The Last Survivor - Chapter 107
While Merlin chilling in one of his ‘Presidential suites’ literally, he had his window open, and was launching fireballs and ice lances every now and then. Following the spells, which were travelling almost at the speed of sound, one would see the spells split up into hundreds of smaller versions of what they originally were, and move even faster and each min-spell accurately killed a single Tier 2. For the Tier 3s, many of the mini-spells attacked the target from all directions, making them porcupines and Swiss cheese at the same time.
After finishing giving some more orders to Phillip on how to manage the already recovering Cayden, which was in ruins merely hours ago, Merlin stood up.
‘Now, onto the next, and most important order of business, my beard!’
Merlin had lived for 10 years on Tsundere plane, and had grown quite the beard. However, although he liked the feeling of having a beard, this one was too unkempt. Being nearly 5 inches ling, with tangles everywhere, it was a mess. And since all Merlin knew to do was fight, even in his previous life, he had someone to keep his grooming proper to as to not impede his battles.
He called over one of Phillip’s doppelgangers, and asked quietly in his mind as though he was trying to keep it a secret within Phillip’s mind as well,
‘Do you know how to trim someone’s beard?’
Phillip’s virtual body flickered slightly as he pondered for some time before looking straight at Merlin’s face, making Merlin feel as though Phillip was seeing through him completely.

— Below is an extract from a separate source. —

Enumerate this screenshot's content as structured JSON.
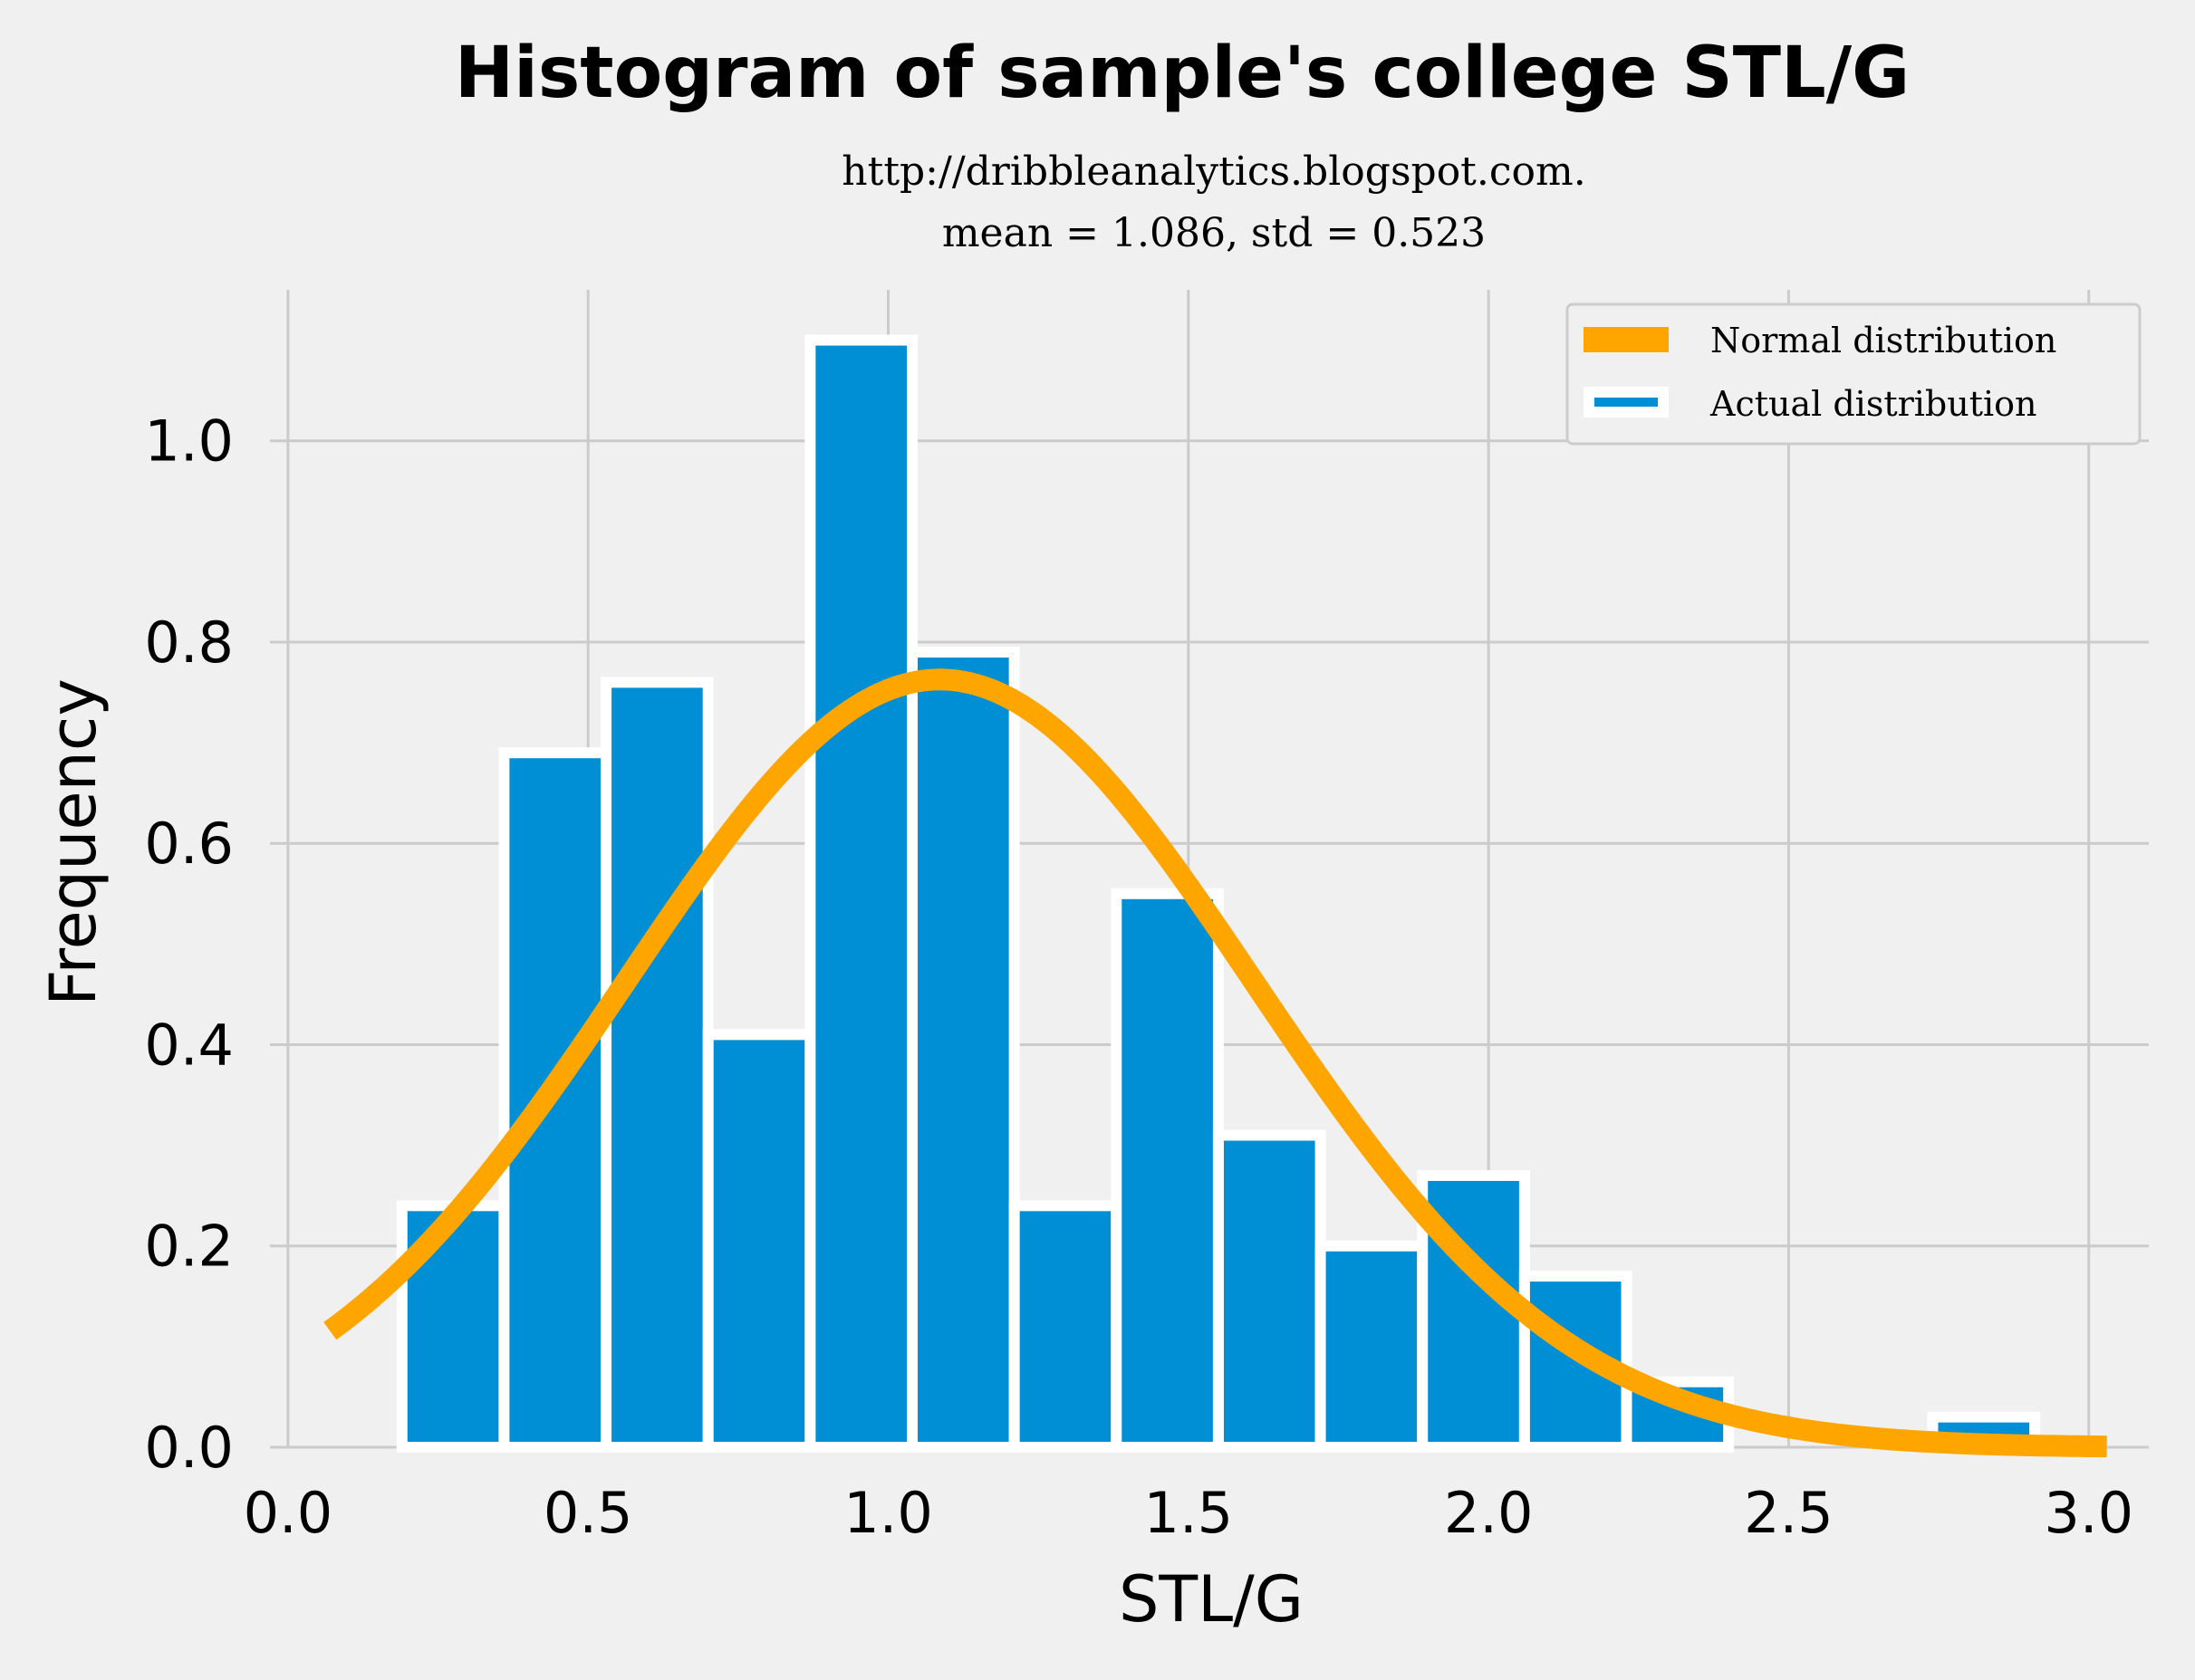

‘Y- You see, as the leader of this nation, I cannot simply go to the nearest barber shop. I have a reputation to uphold. Also, I’m pretty sure no-one is still trying to keep their shops open as of now.’
Merlin added stutteringly, before realising Phillip was his own creation, and his back straightened once more with strict pride.
‘So? Can you?’
‘Of course Master! Just let me bring over the perfect puppet for the job! It will take but a moment.’
However, Phillip just remained unmoving in his place, which would have felt awkward for most others, but Merlin was used to this situation. Phillip did not need to move his projection to carry-out tasks, and so it would just remain floating in mid-air, covered in blue binary.
A few seconds later, a weird-looking puppet came in through the door.
Seeing this abomination, Merlin was reminded of a certain scene from a certain Marvel movie as he exclaimed as a subconscious reaction,
“Don’t cut my hair! Stan Lee!!!”
Realising how loudly he had screamed, it was likely that a few floors below would have heard what he just said, and not above since he lived on the penthouse.
Merlin swiftly thought of a solution and used a peak Tier 3 spell to tamper with their souls very precisely and remove the memories of exactly 12 seconds ago till now, using nearly half his mana in the process.
Once he finished that, he sighed and began gathering mana whilst remembering to launch a few spells now and then.
Calming down, Merlin sat back in his seat and waited for the puppet to do its magic.
Almost 10 minutes later, the puppet disintegrated, leaving Merlin’s beard and hair an even greater mess.
“Fine, I’ll do it myself!” Merlin said as he created a gauntlet using pure mana stones, with a few rainbow coloured glowing stones in it which were rapidly absorbing his ¾ recovered mana.
“Shit!” he quickly destroyed the monstrous creation, vowing to never create something like this, and also rebuking the author for allowing such a thing to be created. Merlin did not want to die after using that thing once.
Instead, he used other bag of mana stones to create an incredibly sharp blade, and slowly began chopping slicing his long locks into jagged edged spikes, and his messy beard into a bush.
“F*****CK!”
In the end, Merlin gave up and called for Alex and Jack, who were technically his only friends for a long time.
THIS CHAPTER IS A TRIBUTE TO THE ONE AND ONLY WHO MADE UP OF MOST OF MY CHILDHOOD, THE LEGEND, THE HERO, AND MOST IMPORTANTLY, THE WRITER, STAN LEE.